While the 10.9% reflects progress from 2010 when only 1% to 3% of payments were value-oriented, Delbanco says there remains a great deal of room for improvement. "As you can see, we've made a fair amount of progress … We commend all the stakeholders in healthcare who have made that progress, but you can see this is also a call to action… There is no doubt in my mind that these results will keep the conversation going."

Other key scorecard findings include:

  • Of the 11% of value-oriented payments, 43% offer providers financial incentives through potential bonuses or added payment to support higher-quality care; 57% put providers at financial risk for their performance if certain quality and costs goals are not met.
  • 6% of payments made to specialist are value-oriented.
  • 6% of payments made to primary care physicians are value-oriented.
  • Of total outpatient payments, 75% are made to specialists; 25% are made to primary care physicians.
  • 2% of commercial health plan members are attributed to a provider participating in a new model of care, such as an accountable care organization or patient-centered medical home.
  • 9% of hospital admissions are readmissions within 30 days of a discharge.

In an interview after the webinar, Delbanco stressed the importance of creating new payment methods in order to improve the cost and quality of care.

"We know that if we don't create the right set of incentives for healthcare quality improvements and cost containment through our payment system, then we will get exactly what we are paying for today.

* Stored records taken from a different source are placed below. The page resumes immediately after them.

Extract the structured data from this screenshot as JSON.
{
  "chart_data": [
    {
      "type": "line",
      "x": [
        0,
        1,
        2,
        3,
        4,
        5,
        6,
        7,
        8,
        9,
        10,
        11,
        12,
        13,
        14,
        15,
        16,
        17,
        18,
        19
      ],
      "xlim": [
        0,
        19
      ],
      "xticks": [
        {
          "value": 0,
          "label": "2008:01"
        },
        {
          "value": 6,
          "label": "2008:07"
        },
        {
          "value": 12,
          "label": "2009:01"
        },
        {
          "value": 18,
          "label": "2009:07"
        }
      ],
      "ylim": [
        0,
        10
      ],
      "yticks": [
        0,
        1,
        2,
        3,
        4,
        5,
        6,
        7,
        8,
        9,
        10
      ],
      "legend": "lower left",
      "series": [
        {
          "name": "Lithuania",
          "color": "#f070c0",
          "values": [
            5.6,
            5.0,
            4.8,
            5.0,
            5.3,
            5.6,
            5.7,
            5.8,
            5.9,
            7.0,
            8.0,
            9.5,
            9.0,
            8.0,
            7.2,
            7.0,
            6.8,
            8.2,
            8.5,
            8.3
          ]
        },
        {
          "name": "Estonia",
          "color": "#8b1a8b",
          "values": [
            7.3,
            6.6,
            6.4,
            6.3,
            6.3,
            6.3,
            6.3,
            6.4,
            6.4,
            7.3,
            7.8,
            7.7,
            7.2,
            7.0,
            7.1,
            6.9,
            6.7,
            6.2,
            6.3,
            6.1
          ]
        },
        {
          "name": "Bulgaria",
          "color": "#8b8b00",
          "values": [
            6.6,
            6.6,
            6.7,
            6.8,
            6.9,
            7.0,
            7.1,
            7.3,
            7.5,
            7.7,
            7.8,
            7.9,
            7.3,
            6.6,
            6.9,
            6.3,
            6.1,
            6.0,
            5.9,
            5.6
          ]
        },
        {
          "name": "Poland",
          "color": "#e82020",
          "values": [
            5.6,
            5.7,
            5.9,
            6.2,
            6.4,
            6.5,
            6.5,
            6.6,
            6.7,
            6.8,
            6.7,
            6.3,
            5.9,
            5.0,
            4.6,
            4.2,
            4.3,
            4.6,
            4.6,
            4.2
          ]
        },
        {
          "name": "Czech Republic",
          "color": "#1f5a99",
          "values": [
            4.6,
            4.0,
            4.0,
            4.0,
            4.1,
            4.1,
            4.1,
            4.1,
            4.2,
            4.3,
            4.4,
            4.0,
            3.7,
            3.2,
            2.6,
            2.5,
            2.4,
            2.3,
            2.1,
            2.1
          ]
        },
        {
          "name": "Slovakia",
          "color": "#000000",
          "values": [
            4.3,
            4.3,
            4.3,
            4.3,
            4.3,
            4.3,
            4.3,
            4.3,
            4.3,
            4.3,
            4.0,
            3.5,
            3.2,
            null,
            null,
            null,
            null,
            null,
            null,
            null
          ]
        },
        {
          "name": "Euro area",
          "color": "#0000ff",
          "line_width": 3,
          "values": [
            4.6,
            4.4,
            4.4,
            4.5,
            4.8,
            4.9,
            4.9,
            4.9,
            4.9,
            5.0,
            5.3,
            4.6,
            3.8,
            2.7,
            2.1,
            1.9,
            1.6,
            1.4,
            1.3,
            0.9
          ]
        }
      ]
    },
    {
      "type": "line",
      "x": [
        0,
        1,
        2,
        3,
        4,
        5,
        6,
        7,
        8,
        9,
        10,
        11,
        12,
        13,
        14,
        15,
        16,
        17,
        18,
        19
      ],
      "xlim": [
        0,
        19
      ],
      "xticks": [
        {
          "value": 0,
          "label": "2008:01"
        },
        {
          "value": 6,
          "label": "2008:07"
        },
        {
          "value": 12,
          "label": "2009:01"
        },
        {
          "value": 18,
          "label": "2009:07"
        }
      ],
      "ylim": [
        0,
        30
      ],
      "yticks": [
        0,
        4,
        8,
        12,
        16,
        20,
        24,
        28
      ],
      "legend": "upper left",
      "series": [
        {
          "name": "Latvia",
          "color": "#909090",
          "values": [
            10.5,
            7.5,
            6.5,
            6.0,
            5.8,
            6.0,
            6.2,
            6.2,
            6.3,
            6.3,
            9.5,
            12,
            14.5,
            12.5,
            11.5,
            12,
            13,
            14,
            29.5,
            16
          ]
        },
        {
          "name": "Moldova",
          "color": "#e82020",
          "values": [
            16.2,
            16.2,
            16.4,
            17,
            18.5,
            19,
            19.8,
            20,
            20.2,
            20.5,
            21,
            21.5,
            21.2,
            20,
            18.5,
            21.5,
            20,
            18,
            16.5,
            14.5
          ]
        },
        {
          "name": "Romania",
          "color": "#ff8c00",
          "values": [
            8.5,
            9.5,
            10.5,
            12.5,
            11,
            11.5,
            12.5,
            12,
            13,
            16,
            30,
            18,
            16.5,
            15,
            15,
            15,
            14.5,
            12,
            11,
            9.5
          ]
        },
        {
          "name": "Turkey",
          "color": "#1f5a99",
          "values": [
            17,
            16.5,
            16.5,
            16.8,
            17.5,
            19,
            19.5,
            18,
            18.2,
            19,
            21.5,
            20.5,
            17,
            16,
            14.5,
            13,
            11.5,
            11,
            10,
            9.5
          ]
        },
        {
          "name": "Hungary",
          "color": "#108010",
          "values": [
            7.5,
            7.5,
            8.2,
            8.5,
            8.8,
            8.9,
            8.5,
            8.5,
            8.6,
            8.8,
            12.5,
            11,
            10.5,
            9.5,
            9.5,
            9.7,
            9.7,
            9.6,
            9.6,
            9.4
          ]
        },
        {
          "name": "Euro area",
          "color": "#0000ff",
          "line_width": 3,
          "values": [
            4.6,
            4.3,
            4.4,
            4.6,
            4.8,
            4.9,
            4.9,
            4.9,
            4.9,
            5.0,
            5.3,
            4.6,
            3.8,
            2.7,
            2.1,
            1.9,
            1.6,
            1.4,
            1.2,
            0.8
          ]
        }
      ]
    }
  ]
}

We need to implement payment methods that pay for quality improvement and support quality and create incentives to reduce waste," she says.


See Also: Less Than 1% of Health Plan Premiums Spent on Quality


Successfully reining in costs while advancing outcomes will require participation from all segments of the healthcare industry, Delbanco says.

"When you look at the national scorecard findings, they aren't a judgment on any one sector of the healthcare system. No one stakeholder can change payments on its own. While CPR is made up largely of healthcare purchasers, they are dependent on the health plans, and, of course, it is up to doctors and hospitals to be willing to accept new forms of payment."

Delbanco is optimistic that CPR will reach its goal and believes the organization will likely set an even more aggressive benchmark for the future. "We have a good chance of beating our goal of 20% by 2020… The important thing is that the 20% was never meant to be a cap… It was meant to set a near-term goal that we could track our progress against that was somewhere between ambitious and realistic. We'll be looking to put our eye on a more ambitious target over time, I'm sure."

Along with the scorecard, CPR also unveiled the National Compendium on Payment Reform, an online database intended to catalogue the various payment reform programs underway across the country. Providers and plans can add their payment reform programs to the Compendium, which CPR says will grow over time.